Lucas Ramalho Maciel, diretor do Departamento de Novas Economias do Ministério do Desenvolvimento, Indústria, Comércio e Serviços (MDIC), disse que a transição para a economia circular traz inúmeros benefícios para o país, como a geração de renda e empregos baseados em negócios circulares, e a redução nas emissões de Gases de Efeito Estufa (GEE).

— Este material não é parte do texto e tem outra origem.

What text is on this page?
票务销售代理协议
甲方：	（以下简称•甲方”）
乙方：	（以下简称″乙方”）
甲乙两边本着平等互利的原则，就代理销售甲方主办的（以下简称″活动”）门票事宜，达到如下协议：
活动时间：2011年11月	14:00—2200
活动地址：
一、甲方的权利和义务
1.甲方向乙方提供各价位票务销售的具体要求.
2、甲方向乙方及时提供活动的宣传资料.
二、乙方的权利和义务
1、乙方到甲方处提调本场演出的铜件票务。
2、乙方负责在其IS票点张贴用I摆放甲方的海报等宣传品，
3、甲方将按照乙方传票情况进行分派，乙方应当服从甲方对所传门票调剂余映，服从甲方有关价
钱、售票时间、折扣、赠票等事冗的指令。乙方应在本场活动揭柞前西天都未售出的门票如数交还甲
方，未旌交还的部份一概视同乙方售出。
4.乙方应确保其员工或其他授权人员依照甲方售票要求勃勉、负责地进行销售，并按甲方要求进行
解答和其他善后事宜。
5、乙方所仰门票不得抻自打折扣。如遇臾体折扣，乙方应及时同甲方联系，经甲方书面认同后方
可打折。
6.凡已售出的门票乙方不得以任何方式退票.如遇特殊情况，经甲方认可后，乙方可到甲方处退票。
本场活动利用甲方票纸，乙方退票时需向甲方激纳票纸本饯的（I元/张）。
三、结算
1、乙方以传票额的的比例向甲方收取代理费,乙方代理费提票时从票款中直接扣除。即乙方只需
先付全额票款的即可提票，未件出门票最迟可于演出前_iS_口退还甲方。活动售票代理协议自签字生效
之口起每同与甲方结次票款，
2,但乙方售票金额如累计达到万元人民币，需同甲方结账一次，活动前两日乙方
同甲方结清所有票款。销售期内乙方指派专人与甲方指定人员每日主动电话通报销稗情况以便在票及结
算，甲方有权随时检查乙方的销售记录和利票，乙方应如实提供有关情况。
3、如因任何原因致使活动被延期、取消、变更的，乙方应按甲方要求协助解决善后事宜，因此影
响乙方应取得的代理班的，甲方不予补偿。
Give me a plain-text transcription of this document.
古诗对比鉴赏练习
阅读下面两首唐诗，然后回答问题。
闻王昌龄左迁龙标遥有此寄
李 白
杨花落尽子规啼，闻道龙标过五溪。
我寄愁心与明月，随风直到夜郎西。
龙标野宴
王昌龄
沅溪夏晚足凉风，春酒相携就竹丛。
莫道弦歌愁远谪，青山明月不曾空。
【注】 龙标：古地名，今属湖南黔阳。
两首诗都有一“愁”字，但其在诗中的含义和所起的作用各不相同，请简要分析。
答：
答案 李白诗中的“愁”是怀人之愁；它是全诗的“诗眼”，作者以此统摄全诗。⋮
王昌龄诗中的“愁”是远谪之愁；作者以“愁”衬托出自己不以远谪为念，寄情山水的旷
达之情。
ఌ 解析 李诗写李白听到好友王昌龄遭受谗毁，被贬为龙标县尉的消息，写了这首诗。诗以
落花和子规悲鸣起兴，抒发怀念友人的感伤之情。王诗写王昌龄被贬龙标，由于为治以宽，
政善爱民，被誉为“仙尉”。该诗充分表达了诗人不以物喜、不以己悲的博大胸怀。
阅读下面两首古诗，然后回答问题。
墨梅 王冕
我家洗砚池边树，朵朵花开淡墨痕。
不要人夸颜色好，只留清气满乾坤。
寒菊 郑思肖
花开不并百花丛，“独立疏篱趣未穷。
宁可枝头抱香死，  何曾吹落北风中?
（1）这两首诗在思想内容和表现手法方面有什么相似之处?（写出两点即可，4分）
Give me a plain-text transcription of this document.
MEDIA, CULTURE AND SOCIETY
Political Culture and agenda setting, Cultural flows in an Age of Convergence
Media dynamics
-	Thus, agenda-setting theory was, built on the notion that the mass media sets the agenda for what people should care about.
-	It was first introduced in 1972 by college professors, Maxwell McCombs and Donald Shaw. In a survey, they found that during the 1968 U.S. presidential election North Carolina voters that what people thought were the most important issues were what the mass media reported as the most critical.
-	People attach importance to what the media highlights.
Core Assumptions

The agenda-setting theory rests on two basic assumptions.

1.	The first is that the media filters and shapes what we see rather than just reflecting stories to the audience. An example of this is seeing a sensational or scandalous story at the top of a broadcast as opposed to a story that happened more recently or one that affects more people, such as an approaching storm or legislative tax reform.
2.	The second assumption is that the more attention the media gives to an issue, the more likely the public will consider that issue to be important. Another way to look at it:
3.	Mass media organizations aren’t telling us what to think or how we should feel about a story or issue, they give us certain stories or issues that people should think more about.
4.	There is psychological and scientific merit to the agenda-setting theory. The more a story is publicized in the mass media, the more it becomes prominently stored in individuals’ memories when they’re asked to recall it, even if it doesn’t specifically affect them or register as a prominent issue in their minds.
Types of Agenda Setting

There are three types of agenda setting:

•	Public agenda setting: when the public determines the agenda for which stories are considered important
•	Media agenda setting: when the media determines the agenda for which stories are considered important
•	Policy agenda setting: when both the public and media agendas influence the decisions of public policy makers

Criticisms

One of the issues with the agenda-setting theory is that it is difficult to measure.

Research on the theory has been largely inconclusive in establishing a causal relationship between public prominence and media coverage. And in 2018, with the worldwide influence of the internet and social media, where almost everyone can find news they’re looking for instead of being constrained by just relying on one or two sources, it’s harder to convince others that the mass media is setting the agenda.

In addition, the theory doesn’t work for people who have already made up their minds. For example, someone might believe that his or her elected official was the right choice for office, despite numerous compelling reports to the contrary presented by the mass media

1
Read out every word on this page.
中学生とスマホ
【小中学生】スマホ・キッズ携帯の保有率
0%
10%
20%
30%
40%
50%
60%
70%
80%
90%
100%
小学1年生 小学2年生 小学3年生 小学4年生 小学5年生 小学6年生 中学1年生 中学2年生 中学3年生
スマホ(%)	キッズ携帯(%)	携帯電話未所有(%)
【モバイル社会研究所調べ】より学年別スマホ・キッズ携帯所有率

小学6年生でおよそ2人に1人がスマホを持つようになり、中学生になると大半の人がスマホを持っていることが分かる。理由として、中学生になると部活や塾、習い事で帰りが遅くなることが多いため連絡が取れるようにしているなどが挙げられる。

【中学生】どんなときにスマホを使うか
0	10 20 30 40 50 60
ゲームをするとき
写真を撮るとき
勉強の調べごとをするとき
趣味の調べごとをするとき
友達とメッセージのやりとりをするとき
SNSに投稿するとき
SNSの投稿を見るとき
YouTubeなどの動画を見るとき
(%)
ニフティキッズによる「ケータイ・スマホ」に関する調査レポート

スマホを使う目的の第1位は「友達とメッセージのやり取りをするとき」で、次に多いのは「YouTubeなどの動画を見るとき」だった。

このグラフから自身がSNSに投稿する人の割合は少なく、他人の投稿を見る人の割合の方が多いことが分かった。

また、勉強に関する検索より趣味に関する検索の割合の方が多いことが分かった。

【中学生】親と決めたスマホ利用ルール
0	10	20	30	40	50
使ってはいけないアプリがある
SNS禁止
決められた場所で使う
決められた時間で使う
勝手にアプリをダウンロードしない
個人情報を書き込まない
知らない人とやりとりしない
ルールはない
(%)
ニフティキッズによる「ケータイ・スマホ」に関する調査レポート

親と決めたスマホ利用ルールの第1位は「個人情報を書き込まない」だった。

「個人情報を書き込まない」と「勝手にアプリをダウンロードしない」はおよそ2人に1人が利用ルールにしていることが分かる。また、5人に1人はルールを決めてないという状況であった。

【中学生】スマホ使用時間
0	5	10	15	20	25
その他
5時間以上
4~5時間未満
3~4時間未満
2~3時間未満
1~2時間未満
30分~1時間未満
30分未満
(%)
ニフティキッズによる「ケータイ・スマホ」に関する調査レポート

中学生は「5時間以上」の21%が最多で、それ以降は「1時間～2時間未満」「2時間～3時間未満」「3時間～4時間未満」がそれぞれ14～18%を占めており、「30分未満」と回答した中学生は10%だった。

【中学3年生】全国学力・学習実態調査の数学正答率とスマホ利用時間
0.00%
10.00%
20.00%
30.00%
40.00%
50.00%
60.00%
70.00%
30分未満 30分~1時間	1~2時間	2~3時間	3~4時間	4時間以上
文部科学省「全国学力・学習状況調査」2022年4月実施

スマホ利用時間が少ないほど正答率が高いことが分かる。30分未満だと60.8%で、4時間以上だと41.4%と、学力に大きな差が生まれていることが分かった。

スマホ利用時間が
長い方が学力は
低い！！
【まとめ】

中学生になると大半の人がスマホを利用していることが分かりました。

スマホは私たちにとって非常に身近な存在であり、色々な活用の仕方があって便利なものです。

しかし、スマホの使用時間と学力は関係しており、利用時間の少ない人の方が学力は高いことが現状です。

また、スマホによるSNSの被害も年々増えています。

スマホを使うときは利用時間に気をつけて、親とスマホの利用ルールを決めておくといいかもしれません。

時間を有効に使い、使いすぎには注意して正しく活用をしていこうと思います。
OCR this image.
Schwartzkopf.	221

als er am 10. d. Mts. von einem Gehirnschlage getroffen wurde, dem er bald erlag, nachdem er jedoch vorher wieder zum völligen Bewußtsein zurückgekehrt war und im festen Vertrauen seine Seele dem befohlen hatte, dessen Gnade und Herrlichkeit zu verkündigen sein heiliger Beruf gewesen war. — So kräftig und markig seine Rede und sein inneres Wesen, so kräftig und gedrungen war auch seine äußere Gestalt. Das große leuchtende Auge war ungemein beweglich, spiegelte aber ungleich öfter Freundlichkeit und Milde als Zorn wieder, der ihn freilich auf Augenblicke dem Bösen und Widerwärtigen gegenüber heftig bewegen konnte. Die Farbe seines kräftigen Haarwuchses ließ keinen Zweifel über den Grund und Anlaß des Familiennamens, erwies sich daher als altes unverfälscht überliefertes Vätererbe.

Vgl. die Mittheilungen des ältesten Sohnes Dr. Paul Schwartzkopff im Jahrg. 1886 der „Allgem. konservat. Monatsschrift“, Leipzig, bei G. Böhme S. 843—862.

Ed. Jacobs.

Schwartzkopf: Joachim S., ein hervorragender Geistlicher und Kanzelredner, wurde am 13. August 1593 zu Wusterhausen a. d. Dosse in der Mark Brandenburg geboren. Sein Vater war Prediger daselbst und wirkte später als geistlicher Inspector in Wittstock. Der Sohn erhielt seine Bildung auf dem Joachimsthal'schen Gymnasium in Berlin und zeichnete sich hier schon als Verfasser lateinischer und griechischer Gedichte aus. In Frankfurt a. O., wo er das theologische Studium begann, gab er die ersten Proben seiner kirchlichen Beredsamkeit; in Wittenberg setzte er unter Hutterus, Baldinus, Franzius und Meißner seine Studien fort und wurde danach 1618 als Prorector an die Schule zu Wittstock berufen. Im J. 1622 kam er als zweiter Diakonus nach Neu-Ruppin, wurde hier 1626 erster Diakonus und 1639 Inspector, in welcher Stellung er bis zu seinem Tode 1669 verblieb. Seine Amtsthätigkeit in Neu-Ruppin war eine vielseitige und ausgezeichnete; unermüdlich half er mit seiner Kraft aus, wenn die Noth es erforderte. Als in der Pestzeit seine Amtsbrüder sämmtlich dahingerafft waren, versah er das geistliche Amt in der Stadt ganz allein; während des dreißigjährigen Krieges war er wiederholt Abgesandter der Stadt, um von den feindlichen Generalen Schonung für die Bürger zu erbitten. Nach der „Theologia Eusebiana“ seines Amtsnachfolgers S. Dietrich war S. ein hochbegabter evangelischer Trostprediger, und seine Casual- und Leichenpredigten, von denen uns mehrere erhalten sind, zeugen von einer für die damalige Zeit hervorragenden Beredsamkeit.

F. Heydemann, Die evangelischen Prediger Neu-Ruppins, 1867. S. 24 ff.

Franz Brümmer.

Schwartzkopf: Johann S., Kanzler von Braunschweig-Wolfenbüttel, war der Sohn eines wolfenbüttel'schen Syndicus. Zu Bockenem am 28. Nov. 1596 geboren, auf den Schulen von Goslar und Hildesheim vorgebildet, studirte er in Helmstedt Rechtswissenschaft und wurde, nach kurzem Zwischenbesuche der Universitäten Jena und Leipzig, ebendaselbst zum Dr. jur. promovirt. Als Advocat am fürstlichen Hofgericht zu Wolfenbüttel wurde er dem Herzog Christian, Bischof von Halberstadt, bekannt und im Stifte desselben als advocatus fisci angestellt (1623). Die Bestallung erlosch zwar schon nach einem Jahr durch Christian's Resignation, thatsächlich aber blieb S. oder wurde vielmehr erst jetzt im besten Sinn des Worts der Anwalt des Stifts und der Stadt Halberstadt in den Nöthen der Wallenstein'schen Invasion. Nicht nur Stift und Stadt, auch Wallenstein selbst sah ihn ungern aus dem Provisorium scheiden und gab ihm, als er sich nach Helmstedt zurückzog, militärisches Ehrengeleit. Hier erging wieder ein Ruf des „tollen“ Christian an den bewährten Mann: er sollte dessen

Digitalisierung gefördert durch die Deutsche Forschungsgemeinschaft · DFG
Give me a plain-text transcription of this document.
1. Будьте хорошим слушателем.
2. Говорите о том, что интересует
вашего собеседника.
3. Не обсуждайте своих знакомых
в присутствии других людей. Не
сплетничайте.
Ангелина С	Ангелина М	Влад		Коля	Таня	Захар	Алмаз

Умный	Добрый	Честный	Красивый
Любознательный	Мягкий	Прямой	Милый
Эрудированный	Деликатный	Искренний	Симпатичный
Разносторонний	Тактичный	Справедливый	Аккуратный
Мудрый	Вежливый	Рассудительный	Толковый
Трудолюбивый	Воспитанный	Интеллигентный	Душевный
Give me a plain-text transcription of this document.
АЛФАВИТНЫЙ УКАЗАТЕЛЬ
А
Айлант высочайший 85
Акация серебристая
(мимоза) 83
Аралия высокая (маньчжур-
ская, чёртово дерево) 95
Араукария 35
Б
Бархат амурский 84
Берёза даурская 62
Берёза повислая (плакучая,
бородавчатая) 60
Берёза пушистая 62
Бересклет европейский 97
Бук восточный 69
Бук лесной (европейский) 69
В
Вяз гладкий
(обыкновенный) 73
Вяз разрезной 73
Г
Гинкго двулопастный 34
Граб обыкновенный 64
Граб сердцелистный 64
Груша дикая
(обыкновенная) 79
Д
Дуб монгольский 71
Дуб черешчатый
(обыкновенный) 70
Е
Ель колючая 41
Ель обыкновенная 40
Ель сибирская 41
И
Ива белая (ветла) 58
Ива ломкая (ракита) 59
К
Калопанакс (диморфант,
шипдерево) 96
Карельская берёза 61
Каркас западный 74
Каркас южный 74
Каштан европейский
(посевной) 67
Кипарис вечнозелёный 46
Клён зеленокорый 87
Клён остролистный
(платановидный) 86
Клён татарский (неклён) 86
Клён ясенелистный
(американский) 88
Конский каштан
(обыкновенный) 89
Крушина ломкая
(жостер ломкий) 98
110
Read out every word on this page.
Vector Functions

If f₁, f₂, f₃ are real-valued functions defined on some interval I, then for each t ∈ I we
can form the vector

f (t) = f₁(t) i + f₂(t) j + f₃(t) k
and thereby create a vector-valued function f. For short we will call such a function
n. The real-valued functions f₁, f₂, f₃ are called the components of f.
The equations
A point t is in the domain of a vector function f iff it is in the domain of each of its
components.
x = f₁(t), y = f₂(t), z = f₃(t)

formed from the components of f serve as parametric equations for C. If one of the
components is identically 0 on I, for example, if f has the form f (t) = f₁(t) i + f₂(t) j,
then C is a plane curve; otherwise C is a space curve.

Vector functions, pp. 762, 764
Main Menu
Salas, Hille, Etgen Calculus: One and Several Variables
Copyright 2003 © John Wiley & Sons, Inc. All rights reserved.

Além disso, segundo ele, a economia circular abrirá um leque de oportunidades para novos negócios e serviços, gerando empregos verdes e qualificados em diversos setores. “O nosso governo tem avançado na economia verde e temos colhido alguns resultados positivos”, disse Maciel, citando o Plano de Transformação Ecológica
O Plano de Transformação Ecológica, lançado em 2023 pelo governo federal, prevê, principalmente, investimentos em infraestrutura. Entre as medidas, estão o mercado regulado de carbono, o estímulo à reciclagem e ampliação de áreas de concessões florestais.
Também participou do segundo painel, Natalia Biesiada, representando Marília Garcez, diretora de Estratégia e Inteligência da Agência Paulista de Promoção de Investimentos e Competitividade – InvestSP.